4. Istiqoma Novenda 121710101083
5. Moh. Ainul Yakin 121710101085
6. Rizaldy Adhisky 121710101087
JURUSAN TEKNOLOGI HASIL PERTANIAN
FAKULTAS TEKNOLOGI PERTANIAN
UNIVERSITAS JEMBER
2014
ABSTRAK
Pangan lokal merupakan produk pangan yang telah lama diproduksi, berkembang dan dikonsumsi di suatu daerah. Umunya produk pangan lokal diolah dari bahan baku lokal, teknologi lokal, dan pengetahuan lokal pula. Untuk meningkatkan ketahanan pangan dilakukan diversifikasi pangan dengan memperhatikan sumberdaya, kelembagaan dan budaya lokal melalui peningkatan teknologi pengolahan dan produk pangan dan peningkatan kesadaran masyarakat untuk mengkonsumsi anekaragam pangan dengan gizi seimbang. Untuk mencapai keseimbangan gizi, diperlukan pengetahuan mengetahui pola makan yang seimbang sehingga dapat mewujudkan nilai Angka Kecukupan Gizi yang dianjurkan untuk setiap individu.
Kata Kunci : pangan, pangan lokal, diversifikasi pangan, ketahanan pangan, pola konsumsi pangan, dan Angka Kecukupan Gizi.
PENDAHULUAN
Latar Belakang
Pangan merupakan komoditas penting dan strategis bagi bangsa Indonesia
mengingat pangan adalah kebutuhan dasar manusia yang harus dipenuhi oleh
pemerintah dan masyarakat secara bersama-sama seperti diamanatkan oleh
Undang-Undang Nomor 7 tahun 1996 tentang pangan. Dalam Undang-Undang
Nomor 7 tahun 1996 tersebut menyatakan Pemerintah menyelenggarakan
pengaturan, pembinaan, pengendalian dan pengawasan, sementara masyarakat
menyelenggarakan proses produksi dan penyediaan, perdagangan, distribusi serta
berperan sebagai konsumen yang berhak memperoleh pangan yang cukup dalam
jumlah dan mutu, aman, bergizi, beragam, merata, dan terjangkau oleh daya beli
mereka. Hal tersebut mendorong adanya ketahanan pangan. Untuk meningkatkan
ketahanan pangan dilakukan diversifikasi pangan dengan memperhatikan
sumberdaya, kelembagaan dan budaya lokal melalui peningkatan teknologi
pengolahan dan produk pangan dan peningkatan kesadaran masyarakat untuk
mengkonsumsi anekaragam pangan dengan gizi seimbang.

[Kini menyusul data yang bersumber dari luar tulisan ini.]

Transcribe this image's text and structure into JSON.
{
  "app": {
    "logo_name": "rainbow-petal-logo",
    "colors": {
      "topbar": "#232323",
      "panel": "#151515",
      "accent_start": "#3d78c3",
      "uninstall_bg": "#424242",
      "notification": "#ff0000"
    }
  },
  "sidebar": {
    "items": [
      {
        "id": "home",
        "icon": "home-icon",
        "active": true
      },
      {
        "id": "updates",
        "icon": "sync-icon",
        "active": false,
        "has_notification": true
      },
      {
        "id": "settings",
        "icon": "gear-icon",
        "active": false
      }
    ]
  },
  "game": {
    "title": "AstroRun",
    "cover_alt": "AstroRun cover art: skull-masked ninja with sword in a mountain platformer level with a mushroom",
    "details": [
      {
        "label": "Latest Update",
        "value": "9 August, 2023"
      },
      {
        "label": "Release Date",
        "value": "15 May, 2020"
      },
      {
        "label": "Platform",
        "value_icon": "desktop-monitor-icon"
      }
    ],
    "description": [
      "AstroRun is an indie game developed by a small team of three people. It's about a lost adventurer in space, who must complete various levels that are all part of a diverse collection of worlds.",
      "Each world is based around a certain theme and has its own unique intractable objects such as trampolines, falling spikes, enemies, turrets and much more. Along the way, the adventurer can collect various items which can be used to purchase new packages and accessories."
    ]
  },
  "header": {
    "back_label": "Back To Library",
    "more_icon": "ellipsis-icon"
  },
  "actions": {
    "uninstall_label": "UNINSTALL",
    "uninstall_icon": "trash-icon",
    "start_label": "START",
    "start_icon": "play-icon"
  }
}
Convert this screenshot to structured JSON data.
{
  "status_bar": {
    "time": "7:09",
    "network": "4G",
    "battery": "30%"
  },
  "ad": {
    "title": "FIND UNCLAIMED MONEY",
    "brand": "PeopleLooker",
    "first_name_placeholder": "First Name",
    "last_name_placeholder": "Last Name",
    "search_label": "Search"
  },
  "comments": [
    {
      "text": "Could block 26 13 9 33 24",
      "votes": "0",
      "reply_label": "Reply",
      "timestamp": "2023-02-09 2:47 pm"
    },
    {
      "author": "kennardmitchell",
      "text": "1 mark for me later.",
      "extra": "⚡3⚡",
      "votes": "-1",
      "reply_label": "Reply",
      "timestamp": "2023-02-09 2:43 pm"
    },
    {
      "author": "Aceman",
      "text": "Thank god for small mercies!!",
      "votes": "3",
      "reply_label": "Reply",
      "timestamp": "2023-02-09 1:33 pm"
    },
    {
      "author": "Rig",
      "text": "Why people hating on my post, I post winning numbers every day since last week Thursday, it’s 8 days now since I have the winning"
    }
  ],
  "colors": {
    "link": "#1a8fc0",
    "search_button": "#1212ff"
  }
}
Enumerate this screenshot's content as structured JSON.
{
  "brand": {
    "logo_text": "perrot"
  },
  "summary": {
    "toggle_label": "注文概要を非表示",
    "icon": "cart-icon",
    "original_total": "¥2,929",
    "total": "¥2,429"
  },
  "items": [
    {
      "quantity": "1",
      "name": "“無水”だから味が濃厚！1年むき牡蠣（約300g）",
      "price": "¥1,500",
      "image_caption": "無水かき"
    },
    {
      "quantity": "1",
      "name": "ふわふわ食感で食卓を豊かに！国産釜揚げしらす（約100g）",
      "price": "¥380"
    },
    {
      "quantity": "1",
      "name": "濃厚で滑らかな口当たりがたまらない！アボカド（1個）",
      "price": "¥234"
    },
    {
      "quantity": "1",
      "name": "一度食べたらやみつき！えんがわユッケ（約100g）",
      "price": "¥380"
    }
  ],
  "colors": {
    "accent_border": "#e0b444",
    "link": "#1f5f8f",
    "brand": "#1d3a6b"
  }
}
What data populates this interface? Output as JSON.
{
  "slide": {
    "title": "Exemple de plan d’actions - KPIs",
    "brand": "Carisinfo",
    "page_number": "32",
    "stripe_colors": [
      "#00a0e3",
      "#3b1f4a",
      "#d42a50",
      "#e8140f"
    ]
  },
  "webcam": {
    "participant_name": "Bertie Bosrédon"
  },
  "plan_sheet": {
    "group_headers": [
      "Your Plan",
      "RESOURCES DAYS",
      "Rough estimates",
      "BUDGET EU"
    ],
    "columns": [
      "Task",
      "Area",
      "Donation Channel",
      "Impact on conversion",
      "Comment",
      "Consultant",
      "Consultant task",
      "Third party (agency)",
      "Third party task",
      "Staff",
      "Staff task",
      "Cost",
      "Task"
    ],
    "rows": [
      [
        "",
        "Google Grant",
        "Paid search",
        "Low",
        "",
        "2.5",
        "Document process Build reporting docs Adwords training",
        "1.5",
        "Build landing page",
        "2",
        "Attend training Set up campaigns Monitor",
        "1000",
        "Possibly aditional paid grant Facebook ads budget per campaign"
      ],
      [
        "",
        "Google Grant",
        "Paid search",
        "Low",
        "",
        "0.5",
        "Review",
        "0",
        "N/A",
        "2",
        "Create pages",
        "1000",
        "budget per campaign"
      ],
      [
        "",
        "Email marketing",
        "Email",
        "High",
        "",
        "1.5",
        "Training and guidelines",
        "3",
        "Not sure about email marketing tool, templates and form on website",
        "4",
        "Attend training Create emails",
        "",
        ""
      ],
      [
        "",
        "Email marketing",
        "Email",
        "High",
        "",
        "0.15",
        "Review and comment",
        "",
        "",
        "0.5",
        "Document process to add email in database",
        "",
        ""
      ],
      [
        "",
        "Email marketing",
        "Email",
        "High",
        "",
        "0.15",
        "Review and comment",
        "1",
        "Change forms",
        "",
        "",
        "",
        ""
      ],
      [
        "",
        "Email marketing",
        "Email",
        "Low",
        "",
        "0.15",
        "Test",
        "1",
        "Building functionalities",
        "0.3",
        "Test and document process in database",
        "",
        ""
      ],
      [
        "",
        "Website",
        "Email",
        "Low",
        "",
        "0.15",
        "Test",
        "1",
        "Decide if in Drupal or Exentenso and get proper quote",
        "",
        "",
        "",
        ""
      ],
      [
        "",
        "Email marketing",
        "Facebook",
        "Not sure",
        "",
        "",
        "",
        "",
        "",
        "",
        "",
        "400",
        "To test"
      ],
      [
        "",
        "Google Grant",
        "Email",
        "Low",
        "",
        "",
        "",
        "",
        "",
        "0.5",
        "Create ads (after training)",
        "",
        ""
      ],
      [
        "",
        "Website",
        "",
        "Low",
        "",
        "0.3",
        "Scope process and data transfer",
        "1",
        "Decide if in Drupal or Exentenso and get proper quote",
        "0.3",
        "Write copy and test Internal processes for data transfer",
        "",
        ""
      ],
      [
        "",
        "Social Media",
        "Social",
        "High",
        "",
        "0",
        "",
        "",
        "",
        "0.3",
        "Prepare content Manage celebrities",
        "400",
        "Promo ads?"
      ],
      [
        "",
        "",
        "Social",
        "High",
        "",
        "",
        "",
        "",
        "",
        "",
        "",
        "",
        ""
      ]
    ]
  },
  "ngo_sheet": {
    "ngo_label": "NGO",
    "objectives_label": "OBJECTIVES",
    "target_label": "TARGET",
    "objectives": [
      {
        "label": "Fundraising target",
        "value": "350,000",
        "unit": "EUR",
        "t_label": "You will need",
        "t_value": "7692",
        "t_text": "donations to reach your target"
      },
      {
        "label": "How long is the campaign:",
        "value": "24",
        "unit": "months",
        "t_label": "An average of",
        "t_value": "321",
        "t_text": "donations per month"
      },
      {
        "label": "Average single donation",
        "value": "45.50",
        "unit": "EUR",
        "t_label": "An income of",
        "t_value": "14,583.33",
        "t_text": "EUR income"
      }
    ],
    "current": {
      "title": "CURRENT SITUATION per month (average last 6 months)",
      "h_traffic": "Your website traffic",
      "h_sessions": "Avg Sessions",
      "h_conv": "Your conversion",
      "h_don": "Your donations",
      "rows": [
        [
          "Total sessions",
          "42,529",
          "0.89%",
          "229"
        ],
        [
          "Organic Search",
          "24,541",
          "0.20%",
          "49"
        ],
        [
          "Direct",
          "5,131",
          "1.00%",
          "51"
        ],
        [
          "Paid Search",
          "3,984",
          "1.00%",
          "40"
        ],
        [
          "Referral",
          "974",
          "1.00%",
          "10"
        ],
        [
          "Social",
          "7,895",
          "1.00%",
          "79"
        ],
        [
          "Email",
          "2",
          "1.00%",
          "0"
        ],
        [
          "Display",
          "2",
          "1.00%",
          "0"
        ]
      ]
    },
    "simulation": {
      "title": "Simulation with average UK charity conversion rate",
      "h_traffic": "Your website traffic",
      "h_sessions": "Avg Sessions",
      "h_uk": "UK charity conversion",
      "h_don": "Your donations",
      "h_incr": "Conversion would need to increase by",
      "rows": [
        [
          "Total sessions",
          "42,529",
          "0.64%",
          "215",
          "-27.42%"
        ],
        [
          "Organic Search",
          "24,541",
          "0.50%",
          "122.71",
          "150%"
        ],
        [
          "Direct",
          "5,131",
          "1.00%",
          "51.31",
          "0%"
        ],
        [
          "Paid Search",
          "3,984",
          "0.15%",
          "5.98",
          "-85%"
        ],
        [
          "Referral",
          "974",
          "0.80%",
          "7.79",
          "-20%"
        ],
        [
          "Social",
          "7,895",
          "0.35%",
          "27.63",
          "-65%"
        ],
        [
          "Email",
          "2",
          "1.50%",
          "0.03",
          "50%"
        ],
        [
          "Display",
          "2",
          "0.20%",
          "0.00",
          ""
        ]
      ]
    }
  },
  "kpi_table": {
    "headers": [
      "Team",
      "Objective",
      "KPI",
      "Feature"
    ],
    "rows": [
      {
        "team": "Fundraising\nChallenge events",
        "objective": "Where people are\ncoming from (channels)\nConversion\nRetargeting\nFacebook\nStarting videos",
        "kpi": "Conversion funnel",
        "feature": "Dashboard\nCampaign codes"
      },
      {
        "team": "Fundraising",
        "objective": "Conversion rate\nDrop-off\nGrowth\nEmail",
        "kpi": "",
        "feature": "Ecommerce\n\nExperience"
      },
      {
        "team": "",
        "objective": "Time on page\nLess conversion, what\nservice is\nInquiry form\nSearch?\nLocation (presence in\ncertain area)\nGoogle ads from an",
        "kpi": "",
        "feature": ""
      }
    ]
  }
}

Oleh karena itu, untuk
membentuk kemandirian pangan sendiri sangat diharapkan kesadaran masyarakat
serta adanya kebijakan pemerintah dalam pelaksanaannya.
Tujuan
Adapun tujuan yang diperoleh dari rumusan masalah tersebut adalah
sebagai berikut.
1. Untuk mengetahui konsep dari pangan lokal.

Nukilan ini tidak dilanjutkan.